Science

Forces deep underground seem to be deforming Earth’s inner core

An illustration showing Earth’s inner structure

Rostislav Zatonskiy/Alamy

Earth’s solid inner core appears to have changed shape in the past 20 years or so, according to seismic wave measurements – but the behaviour of these waves could also be explained by other shifts at the centre of the planet.

Since the 1990s, models and seismic measurements have indicated that Earth’s iron-nickel inner core moves at its own pace. Over decades, the rotation of the inner core speeds up and slows down relative to the rest of the planet, affecting things such as the length of a day.

Those changes in rotation are mainly due to magnetic forces generated by convection in Earth’s liquid outer core, says John Vidale at the University of Southern California. “That flow is continually torquing the inner core.”

Those magnetic forces, or related processes, could change the shape of the inner core as well as its rotation – in fact, some previous measurements of seismic waves passing through the planet’s centre seemed to indicate just that.

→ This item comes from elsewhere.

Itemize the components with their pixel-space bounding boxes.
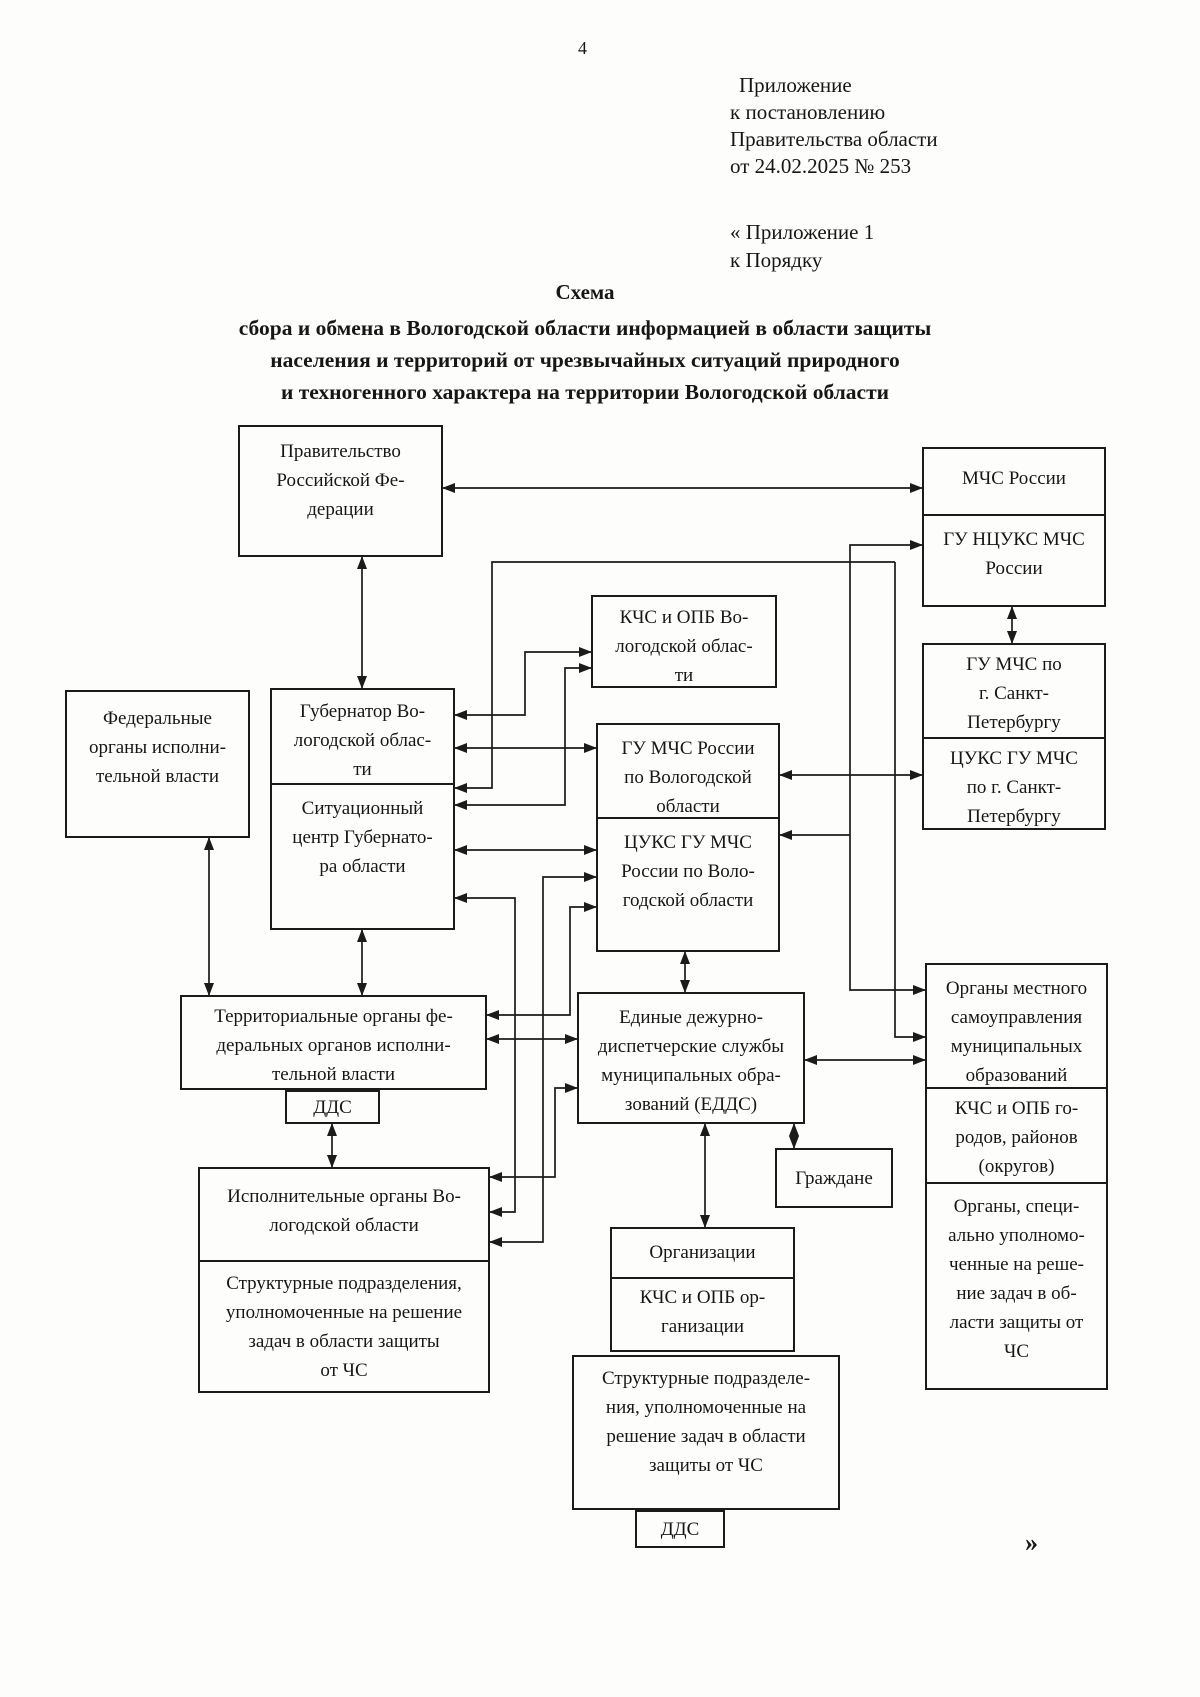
node-organy-msu-group: Органы местного самоуправления муниципал… [925, 963, 1108, 1390]
node-label-organy-spec: Органы, специ- ально уполномо- ченные на… [927, 1182, 1106, 1388]
node-label-gu-vo: ГУ МЧС России по Вологодской области [621, 738, 755, 817]
node-label-sitcentr: Ситуационный центр Губернато- ра области [272, 783, 453, 928]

But uncertainty about the core’s rotation made it impossible to distinguish between a change in rotation and a change in shape.

Now, Vidale and his colleagues have analysed seismic waves generated by 128 earthquakes off the coast of South America between 1991 and 2023. The waves were all measured by instruments in Alaska after passing through the planet.

From these, the researchers identified 168 pairs of seismic waves that passed through or near the same area of the inner core – but years apart. Identifying these matches was only possible due to recent work better constraining the changes in rotation of the inner core, says Vidale.

Both waves in each pair that didn’t pass through the inner core shared a similar pattern, suggesting nothing had changed in those areas within our planet between the first and second quake. But the waves in pairs that did intersect with the inner core didn’t match, indicating something about the core had changed beyond what could be explained by differences in rotation.

The researchers say this suggests the inner core not only slows down or speeds up its rotation over decades, but it also changes shape. They say these changes would most likely be caused by convection in the outer core pulling magnetically at the less viscous edge of the solid inner core, or by interactions between the inner core and structures in the lower mantle, the layer between our planet’s core and its crust.

Hrvoje Tkalčić at Australian National University, who wasn’t involved with the research, says this is a “step forward” towards resolving changes in the inner core beyond rotation. But he says a change in shape isn’t the only explanation for the mismatched seismic waves.

As Vidale and his colleagues acknowledge, those differences could also be caused by unrelated changes in the outer core, convection within the inner core itself or even eruptions of melted material from the inner core. “It’s really hard to tell,” says Vidale. He suggests that studying more repeat earthquakes in the future will help identify changes in more detail.

Tkalčić says more seismological measurements in remote places, like the ocean floor, would also help. “This is critical to understanding the evolution of the Earth’s deepest interior, from the time of the planetary formation to the present day,” he says.